Sırtımı yatağa yaslayıp dizlerimi kendime çektiğimde duyduğum tek ses kapının hızla çarpıp kapandığıydı.

Ve gördüğüm tek şey de karşıma oturmuş ve bana gülümseyen bir çift mavi gözdü.

“Biliyor musun sevgilim?” diye sordu. “Sen çok güçlü bir kızsın. Benden de güçlüsün. Herşeye rağmen ayakta durabiliyorsun. Bense seni mutlu etmek için çabalayan aptal herifin tekiyim.” dedi.

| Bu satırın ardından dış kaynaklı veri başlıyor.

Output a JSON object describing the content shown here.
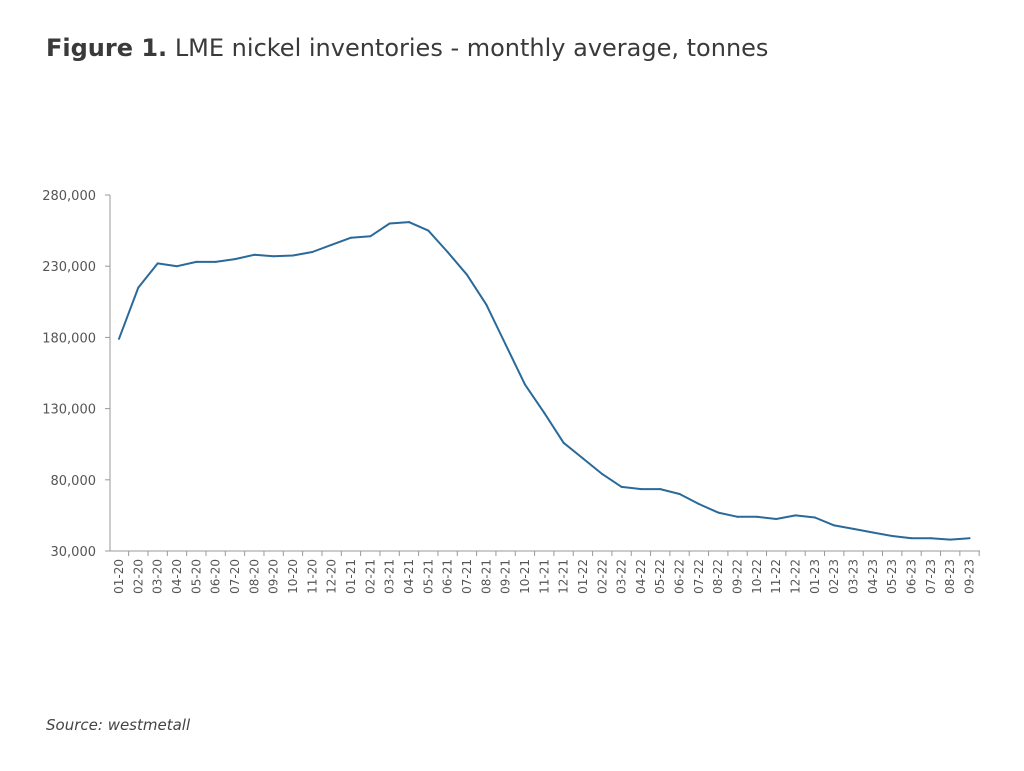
{
  "figure": {
    "label": "Figure 1.",
    "title": "LME nickel inventories - monthly average, tonnes"
  },
  "source": {
    "label": "Source:",
    "text": "westmetall"
  },
  "colors": {
    "line": "#2a6a9a",
    "axis": "#999999"
  },
  "chart_data": {
    "type": "line",
    "title": "LME nickel inventories - monthly average, tonnes",
    "xlabel": "",
    "ylabel": "",
    "ylim": [
      30000,
      280000
    ],
    "yticks": [
      30000,
      80000,
      130000,
      180000,
      230000,
      280000
    ],
    "ytick_labels": [
      "30,000",
      "80,000",
      "130,000",
      "180,000",
      "230,000",
      "280,000"
    ],
    "grid": false,
    "legend": "none",
    "categories": [
      "01-20",
      "02-20",
      "03-20",
      "04-20",
      "05-20",
      "06-20",
      "07-20",
      "08-20",
      "09-20",
      "10-20",
      "11-20",
      "12-20",
      "01-21",
      "02-21",
      "03-21",
      "04-21",
      "05-21",
      "06-21",
      "07-21",
      "08-21",
      "09-21",
      "10-21",
      "11-21",
      "12-21",
      "01-22",
      "02-22",
      "03-22",
      "04-22",
      "05-22",
      "06-22",
      "07-22",
      "08-22",
      "09-22",
      "10-22",
      "11-22",
      "12-22",
      "01-23",
      "02-23",
      "03-23",
      "04-23",
      "05-23",
      "06-23",
      "07-23",
      "08-23",
      "09-23"
    ],
    "series": [
      {
        "values": [
          179000,
          215000,
          232000,
          230000,
          233000,
          233000,
          235000,
          238000,
          237000,
          237500,
          240000,
          245000,
          250000,
          251000,
          260000,
          261000,
          255000,
          240000,
          224000,
          203000,
          175000,
          147000,
          127000,
          106000,
          95000,
          84000,
          75000,
          73500,
          73500,
          70000,
          63000,
          57000,
          54000,
          54000,
          52500,
          55000,
          53500,
          48000,
          45500,
          43000,
          40500,
          39000,
          39000,
          38000,
          39000
        ]
      }
    ]
  }
}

Başımı hayır anlamında salladım. “Sende benimle güçlü kalabilen bitanecik erkeğimsin Louis. Biz birbirimize bir söz vermiştik biliyorsun.”

Başıyla onayladı. “Biliyorum.”

“Ve ben bir söz verdiysem bundan asla dönmem. Güçlü olmak zorundaydım, çünkü yanımda sen varsın. Güçlü olmak zorundayım çünkü önümüzde daha yaşamamız gereken bir hayat var.” diye mırıldandım. “Beraber yaşamamız gereken.”

“Sana aşığım Alicia. Sana deli gibi aşığım bebeğim.”

“Bende öyle.” diyerek gülümsedim. “Bende sana aşığım Tommo.” 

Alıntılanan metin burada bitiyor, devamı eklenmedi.